El primer ministro británico, Keir Starmer, insistió este viernes en que presentará batalla ante cualquier rival que se presente para derrocarlo al frente del Partido Laborista y como primer ministro, después de que Andy Burnham, que aspira a sucederlo, fuera elegido diputado.
Si hay una contienda, entonces sí, me presentaré, competiré. Lo he dicho repetidamente. No voy a apartarme del puesto de primer ministro.
Las declaraciones de Starmer se dieron en Londres, luego de que Burnham ganara el escaño de Makerfield, en el noroeste del país, lo que le permite regresar al Parlamento como diputado e iniciar un proceso para sustituirle al frente del gobierno.

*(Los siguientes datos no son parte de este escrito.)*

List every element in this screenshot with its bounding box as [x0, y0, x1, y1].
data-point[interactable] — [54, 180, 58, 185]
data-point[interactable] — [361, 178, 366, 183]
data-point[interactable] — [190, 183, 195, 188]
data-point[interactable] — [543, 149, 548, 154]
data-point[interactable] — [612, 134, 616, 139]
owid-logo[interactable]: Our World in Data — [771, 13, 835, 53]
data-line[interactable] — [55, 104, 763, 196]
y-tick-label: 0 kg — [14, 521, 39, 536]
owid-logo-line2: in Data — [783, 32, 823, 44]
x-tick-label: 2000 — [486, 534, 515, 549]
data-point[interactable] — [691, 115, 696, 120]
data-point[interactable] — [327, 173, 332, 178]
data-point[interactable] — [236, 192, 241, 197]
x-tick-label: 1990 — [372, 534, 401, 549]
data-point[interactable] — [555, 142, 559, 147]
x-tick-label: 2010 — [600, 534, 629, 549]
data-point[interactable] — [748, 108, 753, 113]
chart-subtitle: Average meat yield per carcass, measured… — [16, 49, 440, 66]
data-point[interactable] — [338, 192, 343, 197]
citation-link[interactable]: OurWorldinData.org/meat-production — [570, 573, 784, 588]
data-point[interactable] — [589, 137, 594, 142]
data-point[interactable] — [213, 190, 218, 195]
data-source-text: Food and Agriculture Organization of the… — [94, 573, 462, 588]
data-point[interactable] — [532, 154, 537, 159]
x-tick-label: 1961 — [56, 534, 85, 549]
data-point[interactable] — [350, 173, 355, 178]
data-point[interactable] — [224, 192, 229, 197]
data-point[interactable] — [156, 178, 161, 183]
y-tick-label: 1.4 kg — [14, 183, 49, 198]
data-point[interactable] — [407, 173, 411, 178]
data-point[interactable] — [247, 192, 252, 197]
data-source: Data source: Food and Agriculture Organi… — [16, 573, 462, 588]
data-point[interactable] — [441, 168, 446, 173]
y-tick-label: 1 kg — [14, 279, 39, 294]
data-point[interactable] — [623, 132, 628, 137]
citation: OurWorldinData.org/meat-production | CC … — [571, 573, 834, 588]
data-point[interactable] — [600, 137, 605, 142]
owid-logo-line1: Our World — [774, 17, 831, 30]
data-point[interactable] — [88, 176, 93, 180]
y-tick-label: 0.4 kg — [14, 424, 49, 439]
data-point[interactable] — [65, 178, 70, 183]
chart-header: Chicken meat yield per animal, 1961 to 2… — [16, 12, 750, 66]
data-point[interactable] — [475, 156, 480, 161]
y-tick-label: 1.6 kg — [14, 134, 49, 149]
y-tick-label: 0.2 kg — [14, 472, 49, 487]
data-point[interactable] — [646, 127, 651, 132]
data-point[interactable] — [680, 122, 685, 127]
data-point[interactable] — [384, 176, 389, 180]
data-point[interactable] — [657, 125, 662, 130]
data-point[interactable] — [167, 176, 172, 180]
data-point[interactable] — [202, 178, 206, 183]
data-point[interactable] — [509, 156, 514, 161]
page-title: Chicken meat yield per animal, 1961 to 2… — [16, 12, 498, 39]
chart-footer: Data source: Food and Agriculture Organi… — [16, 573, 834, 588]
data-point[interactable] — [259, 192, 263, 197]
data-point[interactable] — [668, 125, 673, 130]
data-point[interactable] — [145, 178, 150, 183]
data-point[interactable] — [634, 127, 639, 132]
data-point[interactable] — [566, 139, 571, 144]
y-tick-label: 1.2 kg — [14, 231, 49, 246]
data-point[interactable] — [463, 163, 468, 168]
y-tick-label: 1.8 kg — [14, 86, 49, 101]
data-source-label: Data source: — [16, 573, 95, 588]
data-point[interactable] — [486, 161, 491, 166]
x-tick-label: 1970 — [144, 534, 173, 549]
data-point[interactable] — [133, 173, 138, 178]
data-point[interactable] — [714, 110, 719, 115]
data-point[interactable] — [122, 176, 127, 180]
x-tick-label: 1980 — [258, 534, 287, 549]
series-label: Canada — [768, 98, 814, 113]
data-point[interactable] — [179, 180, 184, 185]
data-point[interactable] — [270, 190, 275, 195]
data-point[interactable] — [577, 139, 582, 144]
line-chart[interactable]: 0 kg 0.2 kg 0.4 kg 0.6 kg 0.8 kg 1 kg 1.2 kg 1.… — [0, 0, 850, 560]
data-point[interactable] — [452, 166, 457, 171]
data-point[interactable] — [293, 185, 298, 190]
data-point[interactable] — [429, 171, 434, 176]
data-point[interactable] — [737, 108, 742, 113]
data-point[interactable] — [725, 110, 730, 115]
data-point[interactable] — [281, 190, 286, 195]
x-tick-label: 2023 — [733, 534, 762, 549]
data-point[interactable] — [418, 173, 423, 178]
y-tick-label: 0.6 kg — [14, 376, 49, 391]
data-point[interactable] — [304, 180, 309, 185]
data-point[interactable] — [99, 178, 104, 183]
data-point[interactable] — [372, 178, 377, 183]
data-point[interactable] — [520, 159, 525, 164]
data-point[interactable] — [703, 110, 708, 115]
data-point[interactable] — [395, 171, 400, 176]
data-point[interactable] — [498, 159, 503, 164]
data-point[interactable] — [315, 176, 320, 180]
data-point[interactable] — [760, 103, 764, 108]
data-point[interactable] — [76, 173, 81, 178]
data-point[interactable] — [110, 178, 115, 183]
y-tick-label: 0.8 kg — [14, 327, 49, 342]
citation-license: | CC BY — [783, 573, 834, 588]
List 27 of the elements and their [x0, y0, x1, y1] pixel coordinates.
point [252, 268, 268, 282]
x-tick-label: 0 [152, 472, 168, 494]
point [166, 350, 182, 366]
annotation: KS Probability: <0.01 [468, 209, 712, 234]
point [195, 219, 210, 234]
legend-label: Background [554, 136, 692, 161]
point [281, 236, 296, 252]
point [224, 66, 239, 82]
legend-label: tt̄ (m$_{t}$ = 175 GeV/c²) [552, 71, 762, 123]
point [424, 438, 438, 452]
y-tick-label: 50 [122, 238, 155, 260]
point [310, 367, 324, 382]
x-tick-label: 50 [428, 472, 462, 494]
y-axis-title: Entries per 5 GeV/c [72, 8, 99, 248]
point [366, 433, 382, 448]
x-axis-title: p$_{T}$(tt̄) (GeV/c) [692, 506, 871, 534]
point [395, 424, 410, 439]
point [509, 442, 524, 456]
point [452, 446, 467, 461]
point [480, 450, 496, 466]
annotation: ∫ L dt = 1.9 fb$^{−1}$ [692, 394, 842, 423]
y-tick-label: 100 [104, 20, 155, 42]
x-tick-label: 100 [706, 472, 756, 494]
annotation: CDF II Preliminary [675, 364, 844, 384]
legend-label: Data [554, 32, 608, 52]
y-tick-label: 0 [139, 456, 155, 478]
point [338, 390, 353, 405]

El ascenso de Andy Burnham
Burnham, quien ya fue ministro en gobiernos laboristas anteriores, ha capitalizado el descontento interno con la gestión de Starmer. Su victoria en Makerfield lo posiciona como el principal contendiente para liderar el partido y, eventualmente, el país.
La contienda interna amenaza con dividir al Partido Laborista en un momento clave, mientras el gobierno de Starmer enfrenta desafíos económicos y sociales. El mandatario, no obstante, se muestra firme en su intención de retener el poder.